The answer for How do you know a straight line forms an angle of 180°? is (by users in the post) that A straight line, by definition, is $180^\circ$.
I wonder why mathematicians don't chose any other number but $180$ for the definition of a straight line.
On
It is that way for historical reasons.
Babylonians used to count with an sexagesimal system (base 60 instead of base 10).
And they chose straight line as three of their units.
Also for defining $\pi$, Euler used different notations, like we use $\theta$ these days for noting any angle, sometimes $\pi$ refered as the value $\pi$, sometimes as $2 \pi$. So once again, it's for historical reasons that we picked these choices.
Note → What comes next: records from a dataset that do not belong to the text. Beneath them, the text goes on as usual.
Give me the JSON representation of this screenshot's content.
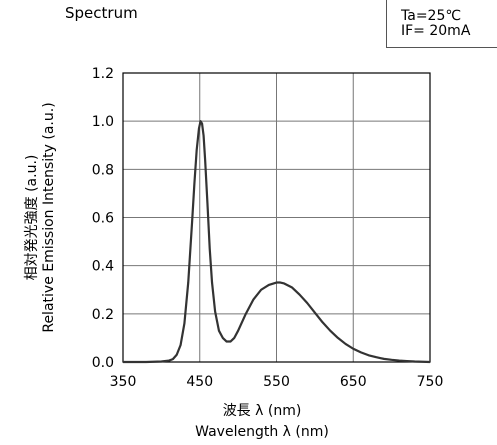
{
  "header": {
    "title": "Spectrum",
    "conditions": [
      "Ta=25℃",
      "IF= 20mA"
    ]
  },
  "chart_data": {
    "type": "line",
    "title": "Spectrum",
    "xlabel_lines": [
      "波長 λ (nm)",
      "Wavelength λ (nm)"
    ],
    "ylabel_lines": [
      "相対発光強度 (a.u.)",
      "Relative Emission Intensity (a.u.)"
    ],
    "xlim": [
      350,
      750
    ],
    "ylim": [
      0,
      1.2
    ],
    "xticks": [
      "350",
      "450",
      "550",
      "650",
      "750"
    ],
    "yticks": [
      "0.0",
      "0.2",
      "0.4",
      "0.6",
      "0.8",
      "1.0",
      "1.2"
    ],
    "grid": true,
    "series": [
      {
        "color": "#333333",
        "x": [
          350,
          380,
          400,
          410,
          415,
          420,
          425,
          430,
          435,
          440,
          443,
          446,
          449,
          451,
          453,
          455,
          457,
          460,
          463,
          466,
          470,
          475,
          480,
          485,
          490,
          495,
          500,
          510,
          520,
          530,
          540,
          550,
          555,
          560,
          570,
          580,
          590,
          600,
          610,
          620,
          630,
          640,
          650,
          660,
          670,
          680,
          690,
          700,
          710,
          720,
          730,
          740,
          750
        ],
        "y": [
          0,
          0,
          0.002,
          0.006,
          0.012,
          0.03,
          0.07,
          0.16,
          0.33,
          0.58,
          0.74,
          0.88,
          0.97,
          1.0,
          0.99,
          0.94,
          0.84,
          0.66,
          0.47,
          0.33,
          0.21,
          0.13,
          0.1,
          0.085,
          0.085,
          0.1,
          0.13,
          0.2,
          0.26,
          0.3,
          0.32,
          0.33,
          0.33,
          0.326,
          0.31,
          0.28,
          0.245,
          0.205,
          0.165,
          0.13,
          0.1,
          0.075,
          0.055,
          0.04,
          0.028,
          0.02,
          0.013,
          0.009,
          0.006,
          0.004,
          0.002,
          0.001,
          0.0
        ]
      }
    ]
  }
}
Feel free to imagine other conventions, but it's very unlikely other mathematicians will understand.
On
Your question is more, why have mathematicians chosen $360^\circ$, as a straight line is just half of a full turn. $360^\circ$ is chosen because it has a lot of factors (1, 2, 3, 4, 5, 6, 8, 9, 10, 12, 15, ...), a more natural measurement of angle is Radians, in which a straight line is $\pi$ and a full turn is $2\pi$.
Have a read of this:
Mathematicians don't use angles at all. Historically because the solar cycle was close to $360$ days and babylonians used a base $60$ number system so $360$ was used to describe a full cycle similar to the solar year. Typically definitions are meant to match intuition, so a straight line should be straight in the colloquial sense and only one angle can represent that.